Nos cabelos de sol do menino, passarinhos faziam os seus ninhos e os velhos lagartos contavam histórias antigas de quando o mundo ainda não passava de uma imensa bola de fogo.
As águias sábias do céu viam o menino sereno voando pelos telhados, enrolado em esvoaçantes panos de seda e estranhavam o facto dele não ter mãos.
- Não tenho não... - O menino sussurrava com voz de vento - E nem preciso delas. Pra quê? Eu posso voar.
As águias seguiram, então, o seu caminho pensando que aquela era a verdade mais bonita que elas já tinham ouvido.
Se vinha a chuva, o menino cobria o seu corpo miúdo com girassóis. E os girassóis em prece, curvados e humildes, chamavam pelo Sol.
E o soberano Sol, prontamente, rasgava o firmamento, nascendo corado e quente.
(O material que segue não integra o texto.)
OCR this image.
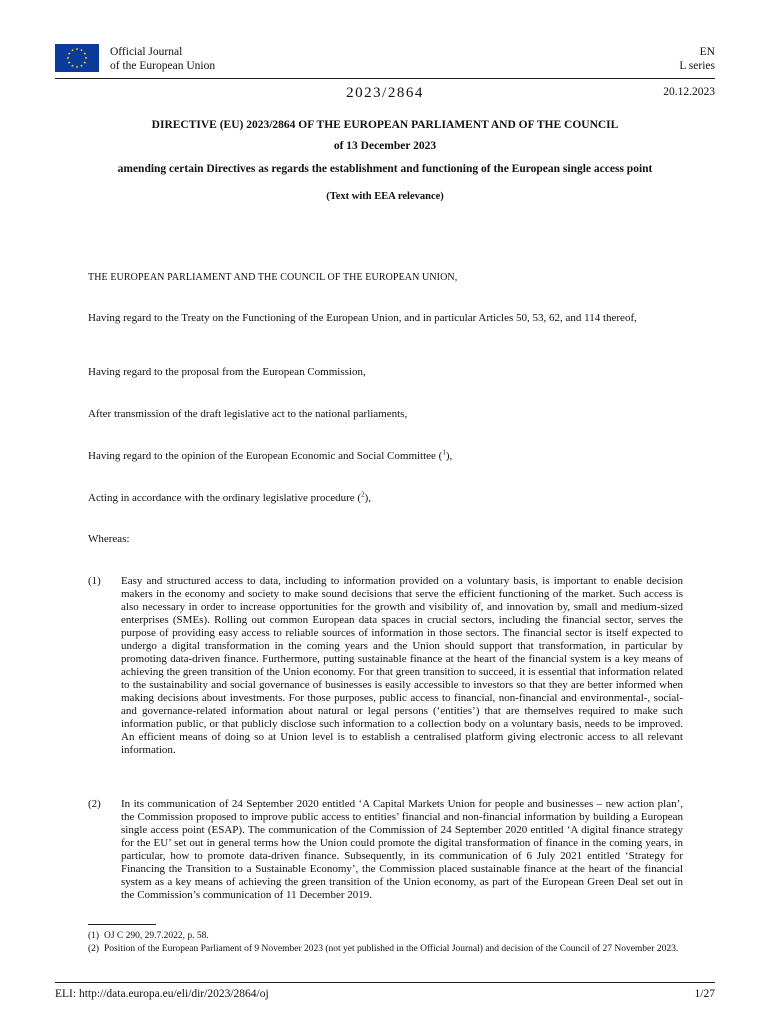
Official Journal
of the European Union
EN
L series
2023/2864	20.12.2023
DIRECTIVE (EU) 2023/2864 OF THE EUROPEAN PARLIAMENT AND OF THE COUNCIL
of 13 December 2023
amending certain Directives as regards the establishment and functioning of the European single access point
(Text with EEA relevance)
THE EUROPEAN PARLIAMENT AND THE COUNCIL OF THE EUROPEAN UNION,
Having regard to the Treaty on the Functioning of the European Union, and in particular Articles 50, 53, 62, and 114 thereof,
Having regard to the proposal from the European Commission,
After transmission of the draft legislative act to the national parliaments,
Having regard to the opinion of the European Economic and Social Committee ($^1$),
Acting in accordance with the ordinary legislative procedure ($^2$),
Whereas:
(1) Easy and structured access to data, including to information provided on a voluntary basis, is important to enable decision makers in the economy and society to make sound decisions that serve the efficient functioning of the market. Such access is also necessary in order to increase opportunities for the growth and visibility of, and innovation by, small and medium-sized enterprises (SMEs). Rolling out common European data spaces in crucial sectors, including the financial sector, serves the purpose of providing easy access to reliable sources of information in those sectors. The financial sector is itself expected to undergo a digital transformation in the coming years and the Union should support that transformation, in particular by promoting data-driven finance. Furthermore, putting sustainable finance at the heart of the financial system is a key means of achieving the green transition of the Union economy. For that green transition to succeed, it is essential that information related to the sustainability and social governance of businesses is easily accessible to investors so that they are better informed when making decisions about investments. For those purposes, public access to financial, non-financial and environmental-, social- and governance-related information about natural or legal persons (‘entities’) that are themselves required to make such information public, or that publicly disclose such information to a collection body on a voluntary basis, needs to be improved. An efficient means of doing so at Union level is to establish a centralised platform giving electronic access to all relevant information.
(2) In its communication of 24 September 2020 entitled ‘A Capital Markets Union for people and businesses – new action plan’, the Commission proposed to improve public access to entities’ financial and non-financial information by building a European single access point (ESAP). The communication of the Commission of 24 September 2020 entitled ‘A digital finance strategy for the EU’ set out in general terms how the Union could promote the digital transformation of finance in the coming years, in particular, how to promote data-driven finance. Subsequently, in its communication of 6 July 2021 entitled ‘Strategy for Financing the Transition to a Sustainable Economy’, the Commission placed sustainable finance at the heart of the financial system as a key means of achieving the green transition of the Union economy, as part of the European Green Deal set out in the Commission’s communication of 11 December 2019.
(1) OJ C 290, 29.7.2022, p. 58.
(2) Position of the European Parliament of 9 November 2023 (not yet published in the Official Journal) and decision of the Council of 27 November 2023.
ELI: http://data.europa.eu/eli/dir/2023/2864/oj	1/27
Aquecia o coração do menino, que dando cambalhotas descia veloz numa nuvem de cores - o arco-íris.
- MENINO SEM MÃOS, PINTA UMA MANHÃ PRA MIM? - Eu lhe pedi certa vez.
E o menino lançou com os dedos dos pés os seus pincéis e as suas tintas e deixou no fim da noite um brilho de manhã com cheiro de rio e de relva bem verde.
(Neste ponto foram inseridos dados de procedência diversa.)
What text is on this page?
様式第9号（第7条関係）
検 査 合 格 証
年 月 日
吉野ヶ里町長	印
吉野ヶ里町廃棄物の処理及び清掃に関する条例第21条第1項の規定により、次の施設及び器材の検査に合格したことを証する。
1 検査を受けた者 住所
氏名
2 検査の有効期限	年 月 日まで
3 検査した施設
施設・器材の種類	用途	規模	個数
Ele pintava a simplicidade de viver.
Os velhos lagartos admiravam a arte do menino dos cabelos de sol. E aprovavam o que viam.
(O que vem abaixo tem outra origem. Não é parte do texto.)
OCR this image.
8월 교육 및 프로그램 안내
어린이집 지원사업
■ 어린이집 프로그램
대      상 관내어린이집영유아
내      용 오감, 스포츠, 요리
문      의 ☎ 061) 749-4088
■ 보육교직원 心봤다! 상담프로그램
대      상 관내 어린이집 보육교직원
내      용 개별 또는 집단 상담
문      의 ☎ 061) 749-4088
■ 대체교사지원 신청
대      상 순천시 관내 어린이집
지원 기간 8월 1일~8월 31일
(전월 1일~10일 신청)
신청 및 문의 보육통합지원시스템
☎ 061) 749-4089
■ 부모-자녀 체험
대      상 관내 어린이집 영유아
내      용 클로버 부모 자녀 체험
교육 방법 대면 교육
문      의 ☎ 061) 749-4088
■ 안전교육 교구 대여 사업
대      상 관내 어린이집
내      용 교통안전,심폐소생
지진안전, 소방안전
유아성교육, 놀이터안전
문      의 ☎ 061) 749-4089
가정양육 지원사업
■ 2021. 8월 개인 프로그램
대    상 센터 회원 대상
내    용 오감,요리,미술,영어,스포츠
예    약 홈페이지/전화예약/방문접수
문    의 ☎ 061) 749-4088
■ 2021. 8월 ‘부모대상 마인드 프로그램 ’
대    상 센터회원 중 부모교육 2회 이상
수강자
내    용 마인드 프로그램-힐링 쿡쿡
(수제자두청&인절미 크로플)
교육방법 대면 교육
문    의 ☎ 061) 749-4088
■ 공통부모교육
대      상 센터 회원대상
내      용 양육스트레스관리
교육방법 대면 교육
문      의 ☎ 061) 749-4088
O menino sem mãos ensaiou um passo de balet e ás voltas brincou em ser pirilampo. O seu girar do pião cavou um poço profundo e o menino foi no coração da Terra colher as brasas...
Não trouxe brasas, trouxe uma noite estranha no rosto e a alma mergulhada em sombras. O menino viu a fogueira - segundo os velhos lagartos, o começo de tudo - e isso o deixou assustado. Era melhor nunca ter ido lá, ele pensava agora.
As águias voltaram.
- Sábio o menino sem mãos! Somos águias novas, filhas das outras águias que por aqui passaram um dia.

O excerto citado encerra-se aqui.